One of the tables person_deliveries
is growing by one to two million records per day, so the query is taking longer and longer due to my poor optimization. Any insight would be GREATLY appreciated.
Here is the query:
SELECT
DATE(pdel.date) AS date,
pdel.ip_address AS ip_address,
pdel.sending_campaigns_id AS campaigns_id,
(substring_index(pe.email, '@', -1)) AS recipient_domain,
COUNT(DISTINCT(concat(pdel.emails_id, pdel.date))) AS deliveries,
COUNT(CASE WHEN pdel.ip_address = pc.ip_address AND pdel.sending_campaigns_id = pc.campaigns_id AND pdel.emails_id = pc.emails_id THEN pdel.emails_id ELSE NULL END) AS complaints
FROM
person_deliveries pdel
LEFT JOIN person_complaints pc on pc.ip_address = pdel.ip_address
LEFT JOIN person_emails pe ON pe.id = pdel.emails_id
WHERE
(pdel.date >= '2022-03-11' AND pdel.date <= '2022-03-12')
AND pe.id IS NOT NULL
AND pdel.ip_address is NOT NULL
GROUP BY date(pdel.date), pdel.ip_address, pdel.sending_campaigns_id
ORDER BY date(pdel.date), INET_ATON(pdel.ip_address), pdel.sending_campaigns_id ASC ;
Here is the output of EXPLAIN
:
+----+-------------+-------+------------+--------+------------------------------------------------+------------+---------+----------------------------+---------+----------+---------------------------------------------------------------------+
| id | select_type | table | partitions | type | possible_keys | key | key_len | ref | rows | filtered | Extra |
+----+-------------+-------+------------+--------+------------------------------------------------+------------+---------+----------------------------+---------+----------+---------------------------------------------------------------------+
| 1 | SIMPLE | pdel | NULL | range | person_campaign_date,ip_address,date,emails_id | date | 5 | NULL | 2333678 | 50.00 | Using index condition; Using where; Using temporary; Using filesort |
| 1 | SIMPLE | pe | NULL | eq_ref | PRIMARY | PRIMARY | 4 | subscriber.pdel.emails_id | 1 | 100.00 | NULL |
| 1 | SIMPLE | pc | NULL | ref | ip_address | ip_address | 18 | subscriber.pdel.ip_address | 128 | 100.00 | NULL |
+----+-------------+-------+------------+--------+------------------------------------------------+------------+---------+----------------------------+---------+----------+---------------------------------------------------------------------+
I added a few indexes to get it to this point, but the query still takes an extraordinary amount of resources/time to process.
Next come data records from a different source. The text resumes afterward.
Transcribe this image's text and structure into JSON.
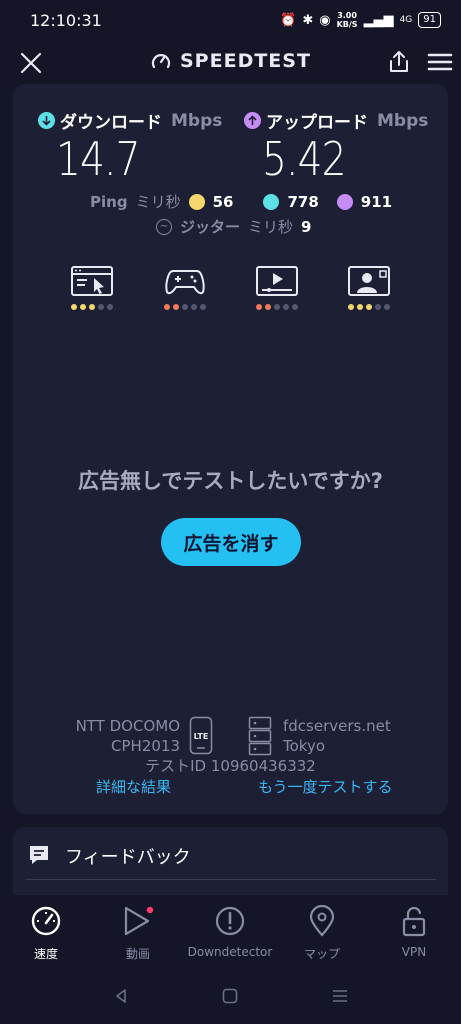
{
  "status": {
    "time": "12:10:31",
    "speed": "3.00",
    "speed_unit": "KB/S",
    "network": "4G",
    "battery": "91"
  },
  "header": {
    "logo_text": "SPEEDTEST"
  },
  "download": {
    "label": "ダウンロード",
    "unit": "Mbps",
    "value": "14.7"
  },
  "upload": {
    "label": "アップロード",
    "unit": "Mbps",
    "value": "5.42"
  },
  "ping": {
    "label": "Ping",
    "unit": "ミリ秒",
    "idle": "56",
    "download": "778",
    "upload": "911"
  },
  "jitter": {
    "label": "ジッター",
    "unit": "ミリ秒",
    "value": "9"
  },
  "quality": [
    {
      "icon": "web-browsing-icon",
      "dots": [
        "#f5d76e",
        "#f5d76e",
        "#f5d76e",
        "#555770",
        "#555770"
      ]
    },
    {
      "icon": "gaming-icon",
      "dots": [
        "#f27a5b",
        "#f27a5b",
        "#555770",
        "#555770",
        "#555770"
      ]
    },
    {
      "icon": "video-streaming-icon",
      "dots": [
        "#f27a5b",
        "#f27a5b",
        "#555770",
        "#555770",
        "#555770"
      ]
    },
    {
      "icon": "video-chat-icon",
      "dots": [
        "#f5d76e",
        "#f5d76e",
        "#f5d76e",
        "#555770",
        "#555770"
      ]
    }
  ],
  "ad": {
    "question": "広告無しでテストしたいですか?",
    "button": "広告を消す"
  },
  "provider": {
    "name": "NTT DOCOMO",
    "device": "CPH2013",
    "connection": "LTE"
  },
  "server": {
    "host": "fdcservers.net",
    "location": "Tokyo"
  },
  "test_id": "テストID 10960436332",
  "links": {
    "details": "詳細な結果",
    "retest": "もう一度テストする"
  },
  "feedback": {
    "title": "フィードバック"
  },
  "nav": [
    {
      "label": "速度",
      "icon": "speedometer-icon",
      "active": true
    },
    {
      "label": "動画",
      "icon": "play-icon",
      "active": false
    },
    {
      "label": "Downdetector",
      "icon": "alert-icon",
      "active": false
    },
    {
      "label": "マップ",
      "icon": "map-pin-icon",
      "active": false
    },
    {
      "label": "VPN",
      "icon": "lock-icon",
      "active": false
    }
  ],
  "colors": {
    "accent": "#23c0f1",
    "download": "#5ce0e6",
    "upload": "#c58cf5",
    "ping_idle": "#f5d76e"
  }
}
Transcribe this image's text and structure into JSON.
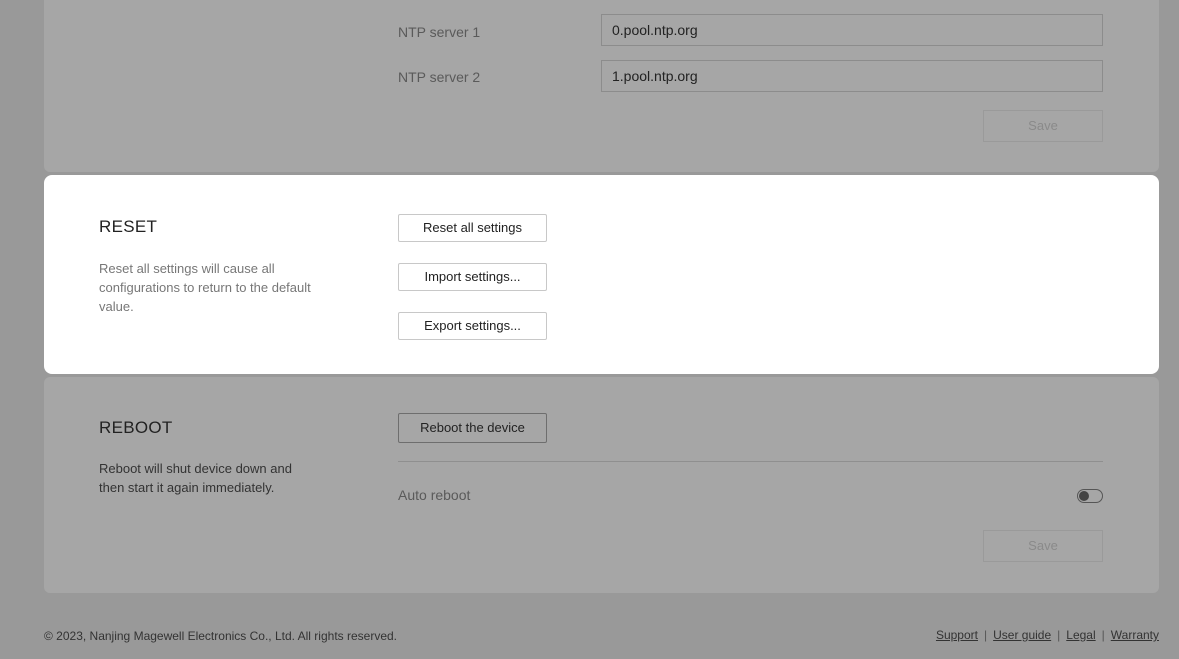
{
  "ntp": {
    "server1_label": "NTP server 1",
    "server1_value": "0.pool.ntp.org",
    "server2_label": "NTP server 2",
    "server2_value": "1.pool.ntp.org",
    "save_label": "Save"
  },
  "reset": {
    "title": "RESET",
    "description": "Reset all settings will cause all configurations to return to the default value.",
    "reset_all_label": "Reset all settings",
    "import_label": "Import settings...",
    "export_label": "Export settings..."
  },
  "reboot": {
    "title": "REBOOT",
    "description": "Reboot will shut device down and then start it again immediately.",
    "reboot_label": "Reboot the device",
    "auto_reboot_label": "Auto reboot",
    "auto_reboot_enabled": false,
    "save_label": "Save"
  },
  "footer": {
    "copyright": "© 2023, Nanjing Magewell Electronics Co., Ltd. All rights reserved.",
    "links": {
      "support": "Support",
      "user_guide": "User guide",
      "legal": "Legal",
      "warranty": "Warranty"
    }
  },
  "colors": {
    "overlay": "#999999",
    "panel_dimmed": "#a6a6a6",
    "modal_panel": "#ffffff"
  }
}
I know I am missing something here, either an index or using a function that is causing it to be slow, but from everything I have read I haven't figured it out yet.
UPDATE: I neglected to include table info, so I am providing that to be more helpful.
person_deliveries:
CREATE TABLE `person_deliveries` (
`emails_id` int unsigned NOT NULL,
`sending_campaigns_id` int NOT NULL,
`date` datetime NOT NULL,
`vmta` varchar(255) DEFAULT NULL,
`ip_address` varchar(15) DEFAULT NULL,
`sending_domain` varchar(255) DEFAULT NULL,
UNIQUE KEY `person_campaign_date` (`emails_id`,`sending_campaigns_id`,`date`),
KEY `ip_address` (`ip_address`),
KEY `sending_domain` (`sending_domain`),
KEY `sending_campaigns_id` (`sending_campaigns_id`),
KEY `date` (`date`),
KEY `emails_id` (`emails_id`)
person_complaints:
CREATE TABLE `person_complaints` (
`emails_id` int unsigned NOT NULL,
`campaigns_id` int unsigned NOT NULL,
`complaint_datetime` datetime DEFAULT NULL,
`added_datetime` timestamp NOT NULL DEFAULT CURRENT_TIMESTAMP,
`ip_address` varchar(15) DEFAULT NULL,
`networks_id` int DEFAULT NULL,
`mailing_domains_id` int DEFAULT NULL,
UNIQUE KEY `email_campaign_date` (`emails_id`,`campaigns_id`,`complaint_datetime`),
KEY `ip_address` (`ip_address`)
person_emails:
CREATE TABLE `person_emails` (
`id` int unsigned NOT NULL AUTO_INCREMENT,
`data_providers_id` tinyint unsigned DEFAULT NULL,
`email` varchar(255) NOT NULL,
`email_md5` varchar(255) DEFAULT NULL,
`original_import` timestamp NULL DEFAULT NULL,
`last_import` timestamp NOT NULL DEFAULT CURRENT_TIMESTAMP,
PRIMARY KEY (`id`),
UNIQUE KEY `email` (`email`),
KEY `data_providers_id` (`data_providers_id`),
KEY `email_md5` (`email_md5`)
Hopefully this extra info helps.